Le principe : l’élève doit pouvoir participer comme les autres
1 – Code de l’éducation – article 111-1 : » Le droit à l’éducation est garanti à chacun… », donc aucune exclusion possible du simple fait du handicap. https://www.legifrance.gouv.fr/codes/article_lc/LEGIARTI000043982767
2 – Circulaire n°2017-084 (mission AESH) : l’accompagnement s’applique à tous les temps scolaire, ce qui inclut les sorties et séjours avec nuitées. https://www.education.gouv.fr/bo/17/Hebdo18/MENE1712905C.htm
3 – Circulaire n°2019-090 (cadre de gestion AESH) : elle rappelle que les AESH suivent l’élève dans ses besoins y compris hors de la classe, donc lors des sorties et activités pédagogiques. https://www.education.gouv.fr/bo/19/Hebdo23/MENH1915158C.htm
En clair : Si le PPS prévoit un accompagenement, l’AESH doit aussi être mobilisé pour les sorties et classes découvertes.
Concrètement pour les classes découvertes
1 – L’AESH accompagne l’élève
- Leur présence est prévue et rémunéré sur le temps du séjour.
- L’administration doit prendre en charge le voyage, l’hébergement et la restauration de l’AESH (au même titre que pour les enseignants).
2 – Organisation pratique
- Cela doit être anticipé par l’école (l’enseignant référent et le directeur organisent avec l’inspection).
- Le financement (transport, repas, nuitées de l’AESH) est à la charge de l’éducation nationale ou de la collectivité, pas des parents.
3 – Actes de la vue quotidienne pendant le séjour
- L’AESH poursuit ses missions : aide aux repas, déplacements, toilette, change si nécessaire (comme en classe).
- Si des soins médicaux spécifiques sont requis (ex. injections), cela relève d’un professionnel de santé, pas de l’AESH.

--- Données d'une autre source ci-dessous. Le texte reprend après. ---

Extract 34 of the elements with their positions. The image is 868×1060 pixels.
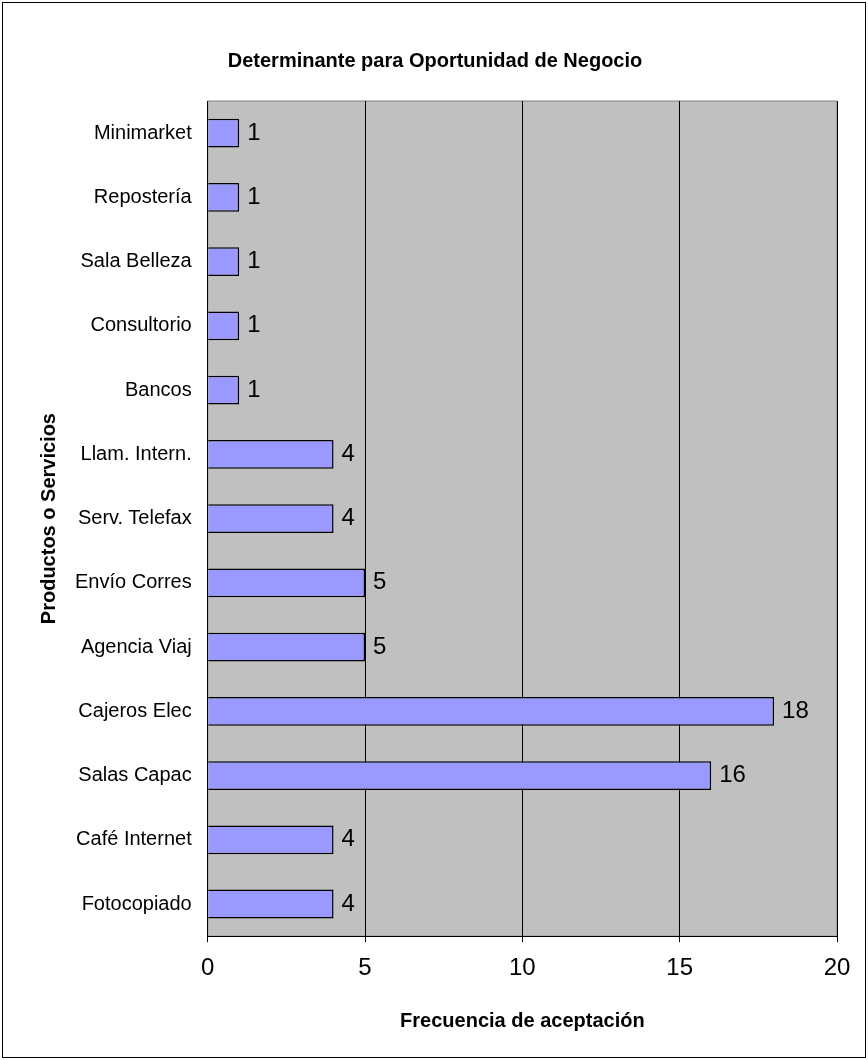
- x-tick-label: 5: [358, 953, 372, 981]
- data-label: 4: [341, 503, 355, 531]
- y-tick-label: Sala Belleza: [80, 249, 193, 272]
- y-tick-label: Repostería: [93, 184, 193, 207]
- y-tick-label: Serv. Telefax: [77, 506, 192, 529]
- y-tick-label: Agencia Viaj: [80, 634, 192, 657]
- data-label: 4: [341, 824, 355, 852]
- x-tick-label: 10: [509, 953, 536, 981]
- y-tick-label: Bancos: [124, 377, 192, 400]
- data-label: 4: [341, 438, 355, 466]
- y-tick-label: Salas Capac: [78, 763, 192, 786]
- data-label: 1: [247, 181, 261, 209]
- data-label: 18: [782, 695, 809, 723]
- x-tick-label: 0: [201, 953, 215, 981]
- y-tick-label: Consultorio: [90, 313, 192, 336]
- data-label: 1: [247, 310, 261, 338]
- chart-title: Determinante para Oportunidad de Negocio: [227, 48, 643, 71]
- x-axis-title: Frecuencia de aceptación: [400, 1008, 645, 1031]
- data-label: 16: [719, 760, 746, 788]
- data-label: 1: [247, 374, 261, 402]
- y-tick-label: Café Internet: [76, 827, 193, 850]
- data-label: 1: [247, 117, 261, 145]
- data-label: 1: [247, 246, 261, 274]
- x-tick-label: 15: [666, 953, 694, 981]
- y-tick-label: Minimarket: [93, 120, 193, 143]
- y-tick-label: Envío Corres: [74, 570, 192, 593]
- y-tick-label: Llam. Intern.: [80, 441, 192, 464]
- y-axis-title: Productos o Servicios: [36, 413, 59, 625]
- data-label: 5: [373, 631, 387, 659]
- y-tick-label: Cajeros Elec: [78, 698, 192, 721]
- x-tick-label: 20: [823, 953, 851, 981]
- data-label: 4: [341, 888, 355, 916]
- y-tick-label: Fotocopiado: [81, 891, 192, 914]
- data-label: 5: [373, 567, 387, 595]
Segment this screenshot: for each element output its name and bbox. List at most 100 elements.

4 – Si l’école refuse la participation
- C’est illégal : cela constitue une discrimination ( article L.112-1 du code de l’éducation + défenseurs des droits). https://www.legifrance.gouv.fr/codes/article_lc/LEGIARTI000038902196
- Les recours sont les mêmes que ceux évoqués plus haut : discussion, ESS, DASEN, puis défenseur des droits si besoin.
En résumé
Un élève en situation de handicap a le droit de partir en classe découverte.
L’AESH est mobilisé sur toute la durée du séjour, avec ses frais prise en charge.
Le refus de scolarisation hors de l’école (classe découverte) est assimilé à une discrimination.